Most recently, Lagin helped spearhead the creation of a large mural near downtown Livermore honoring NASA astronauts with ties to LLNL, Sandia National Laboratories, the Livermore arts community and the Tri-Valley area. Lagin worked with Thomasin Dewhurst, Anne Giancola and Matt Finders on the mural.

The mural, located off Railroad Avenue and North K Street, features five astronauts, including Jeff Wisoff, principal associate director of NIF and Photon Science; Tammy Jernigan, former senior adviser to the Laboratory Director’s Office of Defense Coordination; José Hernández, the son of Mexican migrant farmworkers and a former LLNL engineer for 15 years; Leroy Chiao, the commander of Expedition 10 on the International Space Station, graduate of Monte Vista High School in Danville and former LLNL researcher; and Ellen Ochoa, former researcher at Sandia National Laboratories and the former director of the Johnson Space Center in Houston.

He is currently working to bring “Violins of Hope” to Livermore and surrounding communities in February 2023. Violins of Hope is a collection of restored violins that were played by Jewish musicians during the Holocaust. The instruments survived concentration camps, ghettos and massacres and serve as a reminder of the many stories of injustice, suffering, resilience and survival. Besides three for-pay concerts at the Bankhead planned for Feb. 5-7, there will be a free exhibit at the Bankhead open to the public during the first two weeks of February. He also will bring the violins for free concerts to all 30 middle schools and high schools in the Tri-Valley.

Science meets art

Lagin likes the mantra, “science, like art, is 10% inspiration and 90% perspiration” and describes his creative process like exploring new scientific discoveries.

“A lot of people say that art and science are very different,” Lagin said. “I think that’s just totally false.

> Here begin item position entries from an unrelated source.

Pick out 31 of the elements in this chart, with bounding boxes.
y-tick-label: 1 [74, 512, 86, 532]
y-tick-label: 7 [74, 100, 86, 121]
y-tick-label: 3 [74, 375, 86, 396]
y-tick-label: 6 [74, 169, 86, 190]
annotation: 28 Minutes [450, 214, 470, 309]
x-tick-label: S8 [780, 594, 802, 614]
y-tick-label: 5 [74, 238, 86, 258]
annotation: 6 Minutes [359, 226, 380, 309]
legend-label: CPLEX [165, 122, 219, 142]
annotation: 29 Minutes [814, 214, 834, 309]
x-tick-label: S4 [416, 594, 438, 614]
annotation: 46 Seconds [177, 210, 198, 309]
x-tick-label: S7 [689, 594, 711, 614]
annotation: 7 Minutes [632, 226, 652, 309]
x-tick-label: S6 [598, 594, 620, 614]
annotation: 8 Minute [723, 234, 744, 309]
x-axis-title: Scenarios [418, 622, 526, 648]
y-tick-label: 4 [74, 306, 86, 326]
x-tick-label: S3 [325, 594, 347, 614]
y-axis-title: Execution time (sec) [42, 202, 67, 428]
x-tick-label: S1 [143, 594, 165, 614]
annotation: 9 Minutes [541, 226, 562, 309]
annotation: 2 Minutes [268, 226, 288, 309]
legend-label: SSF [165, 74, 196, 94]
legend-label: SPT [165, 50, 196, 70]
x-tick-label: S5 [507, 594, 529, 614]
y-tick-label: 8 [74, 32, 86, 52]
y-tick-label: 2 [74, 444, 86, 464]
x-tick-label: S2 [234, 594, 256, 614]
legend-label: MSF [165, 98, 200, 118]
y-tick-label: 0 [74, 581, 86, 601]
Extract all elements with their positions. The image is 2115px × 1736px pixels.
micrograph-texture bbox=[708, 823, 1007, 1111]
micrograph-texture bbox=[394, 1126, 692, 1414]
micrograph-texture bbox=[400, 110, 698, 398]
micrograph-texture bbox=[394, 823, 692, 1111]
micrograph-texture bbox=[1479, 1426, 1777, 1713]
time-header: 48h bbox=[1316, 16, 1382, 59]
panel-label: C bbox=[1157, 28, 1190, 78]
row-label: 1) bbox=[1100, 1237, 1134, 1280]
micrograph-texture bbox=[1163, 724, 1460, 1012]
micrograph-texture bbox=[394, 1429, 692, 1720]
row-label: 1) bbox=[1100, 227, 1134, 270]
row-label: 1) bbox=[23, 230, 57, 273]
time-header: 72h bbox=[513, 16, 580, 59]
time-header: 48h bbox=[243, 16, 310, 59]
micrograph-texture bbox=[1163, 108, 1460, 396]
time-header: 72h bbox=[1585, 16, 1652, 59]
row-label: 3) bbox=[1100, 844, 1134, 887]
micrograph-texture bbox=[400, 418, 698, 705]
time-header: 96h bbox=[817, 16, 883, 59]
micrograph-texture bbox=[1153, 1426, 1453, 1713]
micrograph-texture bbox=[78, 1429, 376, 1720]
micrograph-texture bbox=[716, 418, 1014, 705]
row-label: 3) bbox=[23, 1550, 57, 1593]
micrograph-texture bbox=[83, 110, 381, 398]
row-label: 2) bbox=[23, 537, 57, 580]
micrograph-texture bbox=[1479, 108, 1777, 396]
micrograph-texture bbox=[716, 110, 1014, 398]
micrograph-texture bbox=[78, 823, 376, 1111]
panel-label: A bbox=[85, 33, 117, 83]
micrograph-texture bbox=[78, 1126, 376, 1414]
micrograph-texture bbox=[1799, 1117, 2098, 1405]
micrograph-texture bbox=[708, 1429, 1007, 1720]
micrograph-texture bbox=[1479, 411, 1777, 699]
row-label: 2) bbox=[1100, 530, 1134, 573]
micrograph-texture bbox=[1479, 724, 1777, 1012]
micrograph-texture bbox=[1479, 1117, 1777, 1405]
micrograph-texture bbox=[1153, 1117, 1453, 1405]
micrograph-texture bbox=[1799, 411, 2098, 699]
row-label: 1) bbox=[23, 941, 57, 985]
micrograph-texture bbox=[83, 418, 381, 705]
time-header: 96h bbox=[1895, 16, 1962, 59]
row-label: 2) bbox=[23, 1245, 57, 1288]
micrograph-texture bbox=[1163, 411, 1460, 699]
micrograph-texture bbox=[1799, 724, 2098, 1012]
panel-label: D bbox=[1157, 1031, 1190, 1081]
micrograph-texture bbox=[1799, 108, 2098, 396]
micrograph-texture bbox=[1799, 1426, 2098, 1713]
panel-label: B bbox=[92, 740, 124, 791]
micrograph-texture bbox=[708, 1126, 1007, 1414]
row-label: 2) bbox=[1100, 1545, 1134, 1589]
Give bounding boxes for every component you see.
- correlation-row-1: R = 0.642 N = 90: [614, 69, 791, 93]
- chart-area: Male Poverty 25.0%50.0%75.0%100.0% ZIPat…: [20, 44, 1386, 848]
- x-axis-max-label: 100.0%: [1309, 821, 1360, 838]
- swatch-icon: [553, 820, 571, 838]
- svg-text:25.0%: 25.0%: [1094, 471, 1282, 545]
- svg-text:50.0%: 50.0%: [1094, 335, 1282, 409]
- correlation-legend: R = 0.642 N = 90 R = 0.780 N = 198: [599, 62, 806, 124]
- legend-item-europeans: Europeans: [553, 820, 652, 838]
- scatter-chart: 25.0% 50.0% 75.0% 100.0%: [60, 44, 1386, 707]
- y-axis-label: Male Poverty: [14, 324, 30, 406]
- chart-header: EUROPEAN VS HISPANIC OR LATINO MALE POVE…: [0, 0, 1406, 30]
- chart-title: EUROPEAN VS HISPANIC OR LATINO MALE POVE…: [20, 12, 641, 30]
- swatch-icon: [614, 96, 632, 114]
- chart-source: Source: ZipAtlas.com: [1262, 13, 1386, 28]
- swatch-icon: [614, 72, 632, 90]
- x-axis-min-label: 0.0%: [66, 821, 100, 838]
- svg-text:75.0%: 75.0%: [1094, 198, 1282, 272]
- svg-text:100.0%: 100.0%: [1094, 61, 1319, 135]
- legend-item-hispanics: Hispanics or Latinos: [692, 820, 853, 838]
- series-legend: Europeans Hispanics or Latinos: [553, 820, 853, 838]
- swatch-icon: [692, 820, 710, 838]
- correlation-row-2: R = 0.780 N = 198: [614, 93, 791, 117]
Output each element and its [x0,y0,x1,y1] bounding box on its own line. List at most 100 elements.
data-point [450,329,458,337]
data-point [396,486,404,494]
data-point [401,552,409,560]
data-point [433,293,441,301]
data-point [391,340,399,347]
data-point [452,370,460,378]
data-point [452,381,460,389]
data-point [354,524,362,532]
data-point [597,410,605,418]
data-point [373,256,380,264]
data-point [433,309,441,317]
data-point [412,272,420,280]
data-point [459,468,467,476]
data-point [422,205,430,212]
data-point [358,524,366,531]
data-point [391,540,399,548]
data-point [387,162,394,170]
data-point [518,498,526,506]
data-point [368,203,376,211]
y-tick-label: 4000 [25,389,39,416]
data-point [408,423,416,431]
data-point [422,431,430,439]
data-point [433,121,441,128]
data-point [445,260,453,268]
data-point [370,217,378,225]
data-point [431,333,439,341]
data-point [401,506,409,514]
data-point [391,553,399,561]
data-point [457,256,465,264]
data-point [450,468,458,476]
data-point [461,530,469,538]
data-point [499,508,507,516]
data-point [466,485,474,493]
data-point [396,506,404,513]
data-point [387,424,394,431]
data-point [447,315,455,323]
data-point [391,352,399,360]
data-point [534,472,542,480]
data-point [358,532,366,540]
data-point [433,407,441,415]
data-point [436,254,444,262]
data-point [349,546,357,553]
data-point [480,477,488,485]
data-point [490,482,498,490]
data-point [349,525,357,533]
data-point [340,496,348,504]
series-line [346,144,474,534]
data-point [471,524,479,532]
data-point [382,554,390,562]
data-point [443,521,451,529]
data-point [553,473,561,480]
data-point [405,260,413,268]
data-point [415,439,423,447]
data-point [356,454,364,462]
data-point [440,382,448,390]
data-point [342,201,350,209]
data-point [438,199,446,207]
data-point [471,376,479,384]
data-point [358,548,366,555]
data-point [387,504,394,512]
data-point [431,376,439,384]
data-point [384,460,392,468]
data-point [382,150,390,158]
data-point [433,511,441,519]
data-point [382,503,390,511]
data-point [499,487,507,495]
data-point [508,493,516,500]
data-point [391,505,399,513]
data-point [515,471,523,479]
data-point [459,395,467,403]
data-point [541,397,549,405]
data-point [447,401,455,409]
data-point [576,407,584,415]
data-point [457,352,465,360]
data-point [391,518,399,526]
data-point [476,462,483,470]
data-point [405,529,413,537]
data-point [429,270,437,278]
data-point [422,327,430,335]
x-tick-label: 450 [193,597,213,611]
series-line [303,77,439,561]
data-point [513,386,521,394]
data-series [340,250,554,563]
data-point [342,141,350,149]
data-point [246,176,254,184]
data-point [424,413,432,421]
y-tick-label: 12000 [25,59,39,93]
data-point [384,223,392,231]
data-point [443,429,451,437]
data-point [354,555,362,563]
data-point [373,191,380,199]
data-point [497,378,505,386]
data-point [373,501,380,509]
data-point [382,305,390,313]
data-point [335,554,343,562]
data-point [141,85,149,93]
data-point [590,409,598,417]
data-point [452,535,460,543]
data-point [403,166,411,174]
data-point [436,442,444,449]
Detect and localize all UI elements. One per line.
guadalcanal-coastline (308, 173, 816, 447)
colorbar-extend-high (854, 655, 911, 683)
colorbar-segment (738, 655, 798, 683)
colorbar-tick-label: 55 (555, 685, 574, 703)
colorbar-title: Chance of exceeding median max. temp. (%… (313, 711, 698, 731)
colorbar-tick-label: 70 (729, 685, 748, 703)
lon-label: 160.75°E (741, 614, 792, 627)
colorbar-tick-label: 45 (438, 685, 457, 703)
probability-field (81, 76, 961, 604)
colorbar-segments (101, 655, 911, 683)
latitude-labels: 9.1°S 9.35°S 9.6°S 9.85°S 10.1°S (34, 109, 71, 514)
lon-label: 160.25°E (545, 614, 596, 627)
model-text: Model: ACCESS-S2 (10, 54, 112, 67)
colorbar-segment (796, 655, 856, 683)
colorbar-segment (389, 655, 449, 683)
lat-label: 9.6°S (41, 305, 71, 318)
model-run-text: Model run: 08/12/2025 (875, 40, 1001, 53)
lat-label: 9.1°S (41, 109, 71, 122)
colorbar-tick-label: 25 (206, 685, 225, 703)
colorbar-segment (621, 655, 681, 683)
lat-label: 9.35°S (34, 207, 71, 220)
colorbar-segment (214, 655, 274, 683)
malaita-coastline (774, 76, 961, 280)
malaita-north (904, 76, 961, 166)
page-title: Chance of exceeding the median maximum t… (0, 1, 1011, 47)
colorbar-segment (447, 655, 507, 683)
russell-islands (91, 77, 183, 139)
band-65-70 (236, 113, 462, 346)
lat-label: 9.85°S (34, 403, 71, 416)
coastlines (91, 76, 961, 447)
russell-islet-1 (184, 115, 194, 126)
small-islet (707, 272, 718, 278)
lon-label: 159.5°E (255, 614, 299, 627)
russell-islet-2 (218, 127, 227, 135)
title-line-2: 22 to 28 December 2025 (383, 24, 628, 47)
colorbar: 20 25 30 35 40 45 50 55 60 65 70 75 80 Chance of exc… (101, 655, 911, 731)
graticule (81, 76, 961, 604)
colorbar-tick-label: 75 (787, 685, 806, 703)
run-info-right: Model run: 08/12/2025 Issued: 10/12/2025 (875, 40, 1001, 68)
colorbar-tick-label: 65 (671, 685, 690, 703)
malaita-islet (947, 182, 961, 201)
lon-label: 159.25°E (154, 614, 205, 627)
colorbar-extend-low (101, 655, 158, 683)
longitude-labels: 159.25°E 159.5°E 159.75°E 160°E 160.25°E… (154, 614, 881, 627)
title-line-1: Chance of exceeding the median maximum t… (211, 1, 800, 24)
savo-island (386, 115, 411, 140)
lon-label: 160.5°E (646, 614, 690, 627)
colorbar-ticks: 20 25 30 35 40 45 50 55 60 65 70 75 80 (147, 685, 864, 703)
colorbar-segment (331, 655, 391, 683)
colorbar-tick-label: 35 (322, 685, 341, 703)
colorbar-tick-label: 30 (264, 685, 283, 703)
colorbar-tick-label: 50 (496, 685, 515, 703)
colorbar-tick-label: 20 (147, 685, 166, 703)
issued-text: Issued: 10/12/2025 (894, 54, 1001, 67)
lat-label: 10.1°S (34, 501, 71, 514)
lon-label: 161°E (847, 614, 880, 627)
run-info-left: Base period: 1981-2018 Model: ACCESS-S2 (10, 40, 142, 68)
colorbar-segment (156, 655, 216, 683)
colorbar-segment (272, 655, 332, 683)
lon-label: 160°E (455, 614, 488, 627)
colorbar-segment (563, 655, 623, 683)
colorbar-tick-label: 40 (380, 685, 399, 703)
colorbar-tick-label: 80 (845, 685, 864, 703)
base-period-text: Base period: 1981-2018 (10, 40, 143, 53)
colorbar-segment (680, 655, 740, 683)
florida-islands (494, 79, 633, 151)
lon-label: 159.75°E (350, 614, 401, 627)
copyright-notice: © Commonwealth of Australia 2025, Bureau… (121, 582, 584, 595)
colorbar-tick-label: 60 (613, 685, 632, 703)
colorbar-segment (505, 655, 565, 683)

With science, you must be extremely precise, and some artists are very precise, too. I am an impressionistic artist though, which is not precise, and I purposely chose not to be precise.”

Lagin said with art he starts with a blank canvas and focuses on being creative and seeing where it takes him.

“I think about what I am going to do, just like in a science project, and then I start doing some planning and I just start doing it and I make decisions and choices along the way,” he explained. “It’s like a science project and like a process of discovery.”

Lagin describes his paintings as energetic and expressionist. He said he wants people to look at his paintings and feel the energy, both within him and within themselves.

“I gave this a lot of thought and I definitely see a great correlation of my career in science and in fusion where I was essentially trying to create a sun on Earth by essentially trying to tame chaos — and my art, trying to create order with brash strokes of the brush,” he said.

Encouraging future scientists, artists

“There’s such an emphasis today about students going into STEM (science, technology, engineering and math) careers,” he said. “I certainly did but I always felt that art has definitely put the STEAM in STEM for me.”

Lagin said science allows people to search and discover truth about nature and the world.

“This is very important to the advancement of mankind,” he said. “Studying art and humanities is equally important to mankind especially for people to discover truth about themselves and others. I get a lot of gratification out of doing art because it’s a creative type of process and I will continue to help educate and reach out to others.”